Head and eye egocentric gesture recognition for human-robot interaction using eyewear cameras
It addresses non-verbal communication in HRI, offering a proof-of-concept for egocentric gesture recognition, but is incremental as it builds on existing methods without robot or user studies.
This work tackles human gesture recognition for human-robot interaction by focusing on head and eye gestures from an egocentric perspective using eyewear cameras, proposing a motion-based approach with a CNN and LSTM that increases recognition rates by using internal layer outputs.

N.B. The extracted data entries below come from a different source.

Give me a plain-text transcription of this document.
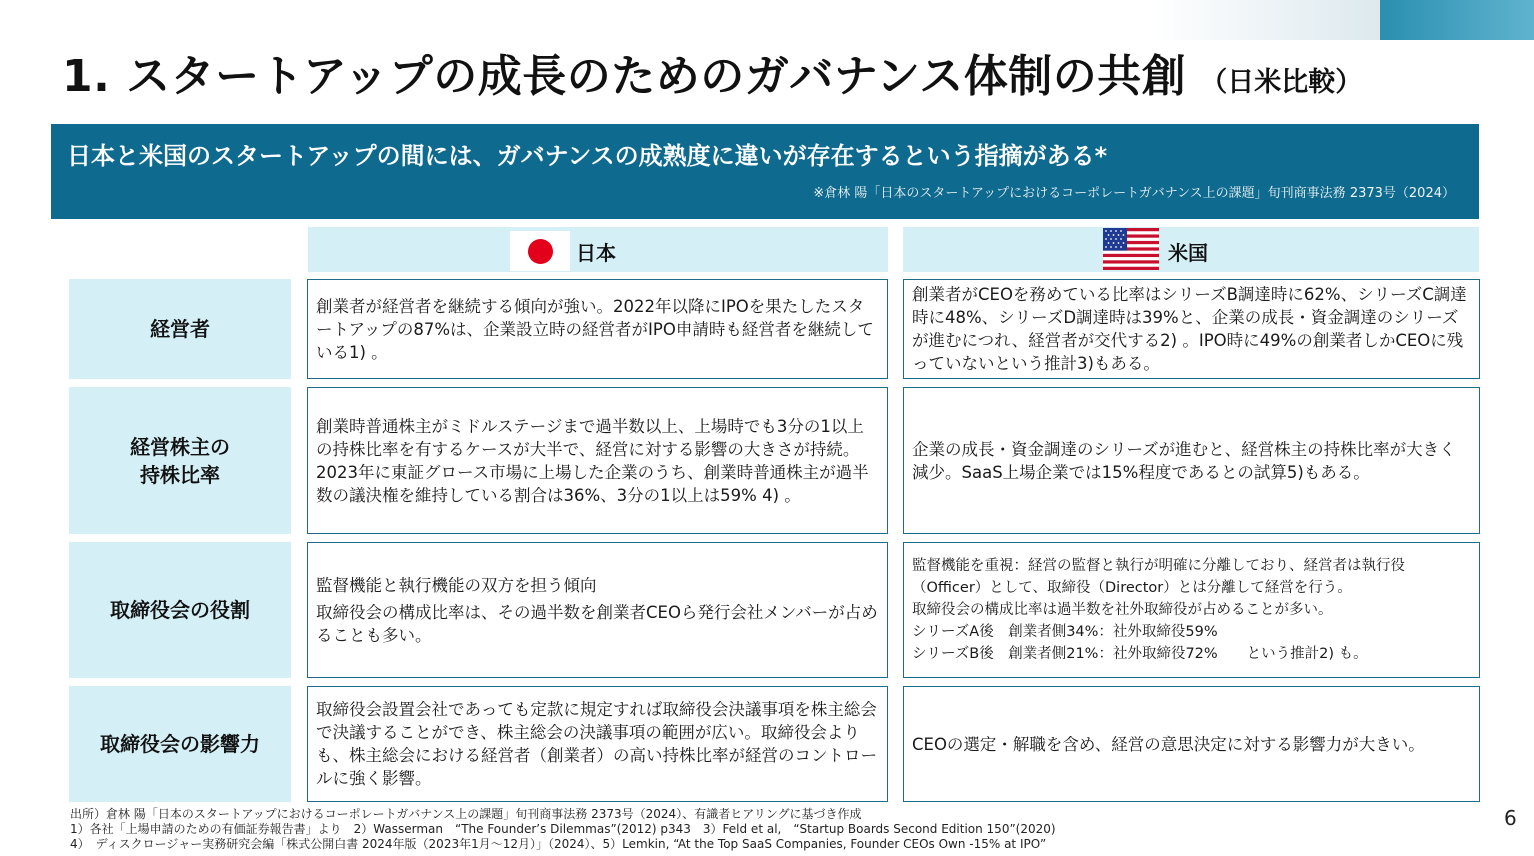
1. スタートアップの成長のためのガバナンス体制の共創 （日米比較）
日本と米国のスタートアップの間には、ガバナンスの成熟度に違いが存在するという指摘がある*
※倉林 陽「日本のスタートアップにおけるコーポレートガバナンス上の課題」旬刊商事法務 2373号（2024）
日本	米国
経営者

創業者が経営者を継続する傾向が強い。2022年以降にIPOを果たしたスタートアップの87%は、企業設立時の経営者がIPO申請時も経営者を継続している1) 。

創業者がCEOを務めている比率はシリーズB調達時に62%、シリーズC調達時に48%、シリーズD調達時は39%と、企業の成長・資金調達のシリーズが進むにつれ、経営者が交代する2) 。IPO時に49%の創業者しかCEOに残っていないという推計3)もある。

経営株主の
持株比率

創業時普通株主がミドルステージまで過半数以上、上場時でも3分の1以上の持株比率を有するケースが大半で、経営に対する影響の大きさが持続。2023年に東証グロース市場に上場した企業のうち、創業時普通株主が過半数の議決権を維持している割合は36%、3分の1以上は59% 4) 。

企業の成長・資金調達のシリーズが進むと、経営株主の持株比率が大きく減少。SaaS上場企業では15%程度であるとの試算5)もある。

取締役会の役割

監督機能と執行機能の双方を担う傾向

取締役会の構成比率は、その過半数を創業者CEOら発行会社メンバーが占めることも多い。

監督機能を重視：経営の監督と執行が明確に分離しており、経営者は執行役（Officer）として、取締役（Director）とは分離して経営を行う。

取締役会の構成比率は過半数を社外取締役が占めることが多い。

シリーズA後　創業者側34%：社外取締役59%

シリーズB後　創業者側21%：社外取締役72%　　という推計2) も。

取締役会の影響力

取締役会設置会社であっても定款に規定すれば取締役会決議事項を株主総会で決議することができ、株主総会の決議事項の範囲が広い。取締役会よりも、株主総会における経営者（創業者）の高い持株比率が経営のコントロールに強く影響。

CEOの選定・解職を含め、経営の意思決定に対する影響力が大きい。

出所）倉林 陽「日本のスタートアップにおけるコーポレートガバナンス上の課題」旬刊商事法務 2373号（2024）、有識者ヒアリングに基づき作成
1）各社「上場申請のための有価証券報告書」より　2）Wasserman　“The Founder’s Dilemmas”(2012) p343　3）Feld et al,　“Startup Boards Second Edition 150”(2020)
4）　ディスクロージャー実務研究会編「株式公開白書 2024年版（2023年1月～12月）」（2024）、5）Lemkin, “At the Top SaaS Companies, Founder CEOs Own -15% at IPO”
6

Non-verbal communication plays a particularly important role in a wide range of scenarios in Human-Robot Interaction (HRI). Accordingly, this work addresses the problem of human gesture recognition. In particular, we focus on head and eye gestures, and adopt an egocentric (first-person) perspective using eyewear cameras. We argue that this egocentric view may offer a number of conceptual and technical benefits over scene- or robot-centric perspectives. A motion-based recognition approach is proposed, which operates at two temporal granularities. Locally, frame-to-frame homographies are estimated with a convolutional neural network (CNN). The output of this CNN is input to a long short-term memory (LSTM) to capture longer-term temporal visual relationships, which are relevant to characterize gestures. Regarding the configuration of the network architecture, one particularly interesting finding is that using the output of an internal layer of the homography CNN increases the recognition rate with respect to using the homography matrix itself. While this work focuses on action recognition, and no robot or user study has been conducted yet, the system has been designed to meet real-time constraints. The encouraging results suggest that the proposed egocentric perspective is viable, and this proof-of-concept work provides novel and useful contributions to the exciting area of HRI.